Usage

Installation

pip install msfiddle

PyTorch must be installed separately following the official PyTorch installation guide. Alternatively, install the optional inference extra:

pip install "msfiddle[inference]"

Downloading Pre-trained Models

Model weights must be downloaded before running predictions:

# Download to the default location (~/.msfiddle/check_point)
msfiddle-download-models

# Download specific models to a custom location
msfiddle-download-models --destination /path/to/models \
                          --models fiddle_tcn_qtof fiddle_rescore_qtof

To inspect current model paths:

msfiddle-checkpoint-paths

Running Predictions

Demo data:

msfiddle --demo --result_path ./output_demo.csv --device 0

Custom data:

msfiddle --test_data /path/to/data.mgf \
         --instrument_type orbitrap \
         --result_path /path/to/results.csv \
         --device 0

--instrument_type accepts orbitrap (default) or qtof.

Custom model paths:

msfiddle --test_data /path/to/data.mgf \
         --config_path /path/to/config.yml \
         --resume_path /path/to/tcn_model.pt \
         --rescore_resume_path /path/to/rescore_model.pt \
         --result_path /path/to/results.csv \
         --device 0

Integration with BUDDY and SIRIUS

Candidate formulas from the BUDDY/msbuddy command-line tool and the SIRIUS command-line interface can be incorporated to improve refinement results. --buddy_path and --sirius_path accept native/original tool outputs. The older msfiddle-normalized CSV files are still accepted but are deprecated and will be removed in msfiddle 3.0.0.

First, run BUDDY/msbuddy with the same MGF file:

msbuddy -mgf /path/to/data.mgf \
        -output /path/to/buddy_output \
        -ms orbitrap \
        -d

msbuddy writes msbuddy_result_summary.tsv in the output directory.
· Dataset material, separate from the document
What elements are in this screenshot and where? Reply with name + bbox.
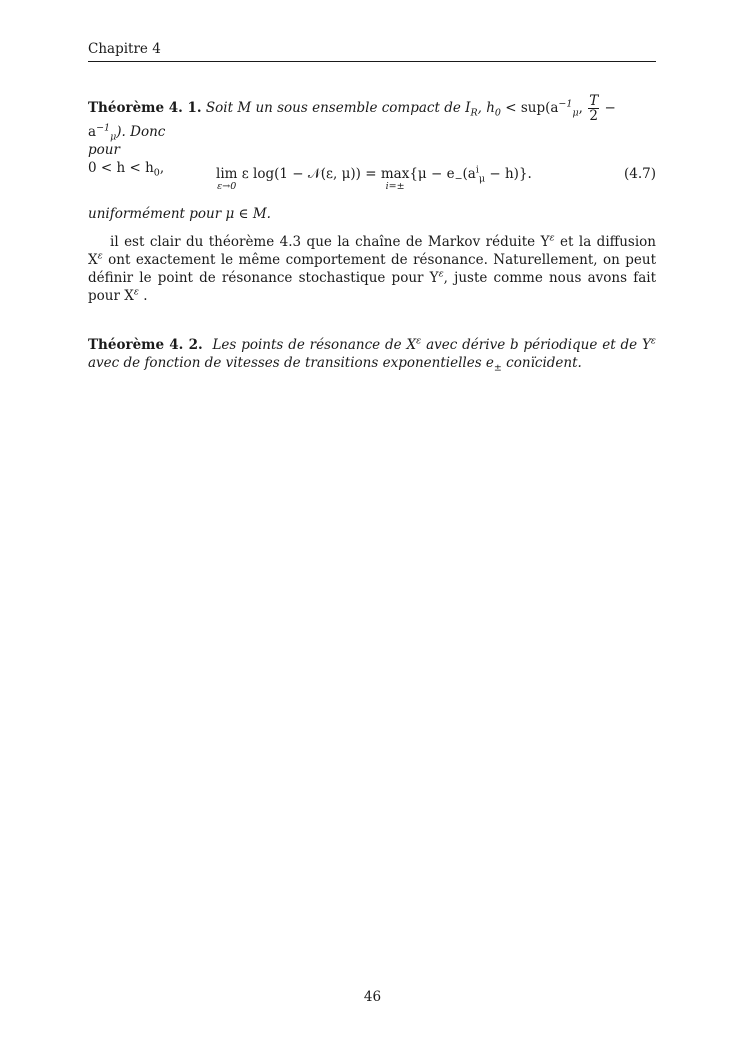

When -d is used, it also writes per-spectrum formula_results.tsv files with per-candidate FDR scores. Passing the full output directory to msfiddle is preferred because those detailed scores can be used directly. If only msbuddy_result_summary.tsv is passed, only rank 1 has an FDR score and lower ranks are not used by the FDR threshold. See the msbuddy command-line API for the full option list.

Next, run SIRIUS and export formula summaries:

sirius --input /path/to/data.mgf \
       --project /path/to/sirius_project \
       formulas --profile orbitrap

sirius --project /path/to/sirius_project \
       summaries --top-k-summary=5 \
       --output /path/to/sirius_output

SIRIUS writes formula summary files such as formula_identifications.tsv or formula_identifications_top-5.tsv. SIRIUS 6 may require sirius login before formula computation. See the SIRIUS command-line interface for workflow details and the full option list.

Then pass those native/original outputs to msfiddle:

msfiddle --test_data /path/to/data.mgf \
         --buddy_path /path/to/buddy_output \
         --sirius_path /path/to/sirius_output \
         --result_path /path/to/results.csv \
         --device 0

You can also pass /path/to/buddy_output/msbuddy_result_summary.tsv or an individual SIRIUS formula summary file directly. If only one external tool is available, omit the other option. See File Formats for the native formats and the deprecated msfiddle-normalized schemas.

Python API

For a single native MS/MS spectrum:

from msfiddle import predict_from_spectrum

candidates = predict_from_spectrum(
    mz_array=[60.0, 85.0, 100.0, 125.0, 150.0],
    intensity_array=[10.0, 50.0, 20.0, 35.0, 15.0],
    precursor_mz=180.063,
    adduct="[M+H]+",
    top_k=5,
    instrument_type="orbitrap",
    collision_energy="Unknown",
    device="cpu",
)

For repeated or batched use, instantiate a predictor once so model checkpoints are loaded once and reused:

from msfiddle import MsFiddlePredictor

predictor = MsFiddlePredictor(instrument_type="orbitrap", device="cpu")
results = predictor.predict_batch(
    [
        {
            "id": "sample-1",
            "mz_array": [60.0, 85.0, 100.0, 125.0, 150.0],
            "intensity_array": [10.0, 50.0, 20.0, 35.0, 15.0],
            "precursor_mz": 180.063,
            "adduct": "[M+H]+",
            "collision_energy": "Unknown",
        }
    ]
)

MGF files can also be used from Python:

from msfiddle import predict_from_mgf

df = predict_from_mgf(
    "/path/to/data.mgf",
    instrument_type="orbitrap",
    device="cpu",
)

The Python APIs are quiet by default and do not download checkpoints unless download_models=True is passed. The CLI also requires checkpoints to be downloaded before prediction and prints a checkpoint error with the msfiddle-download-models command if they are missing.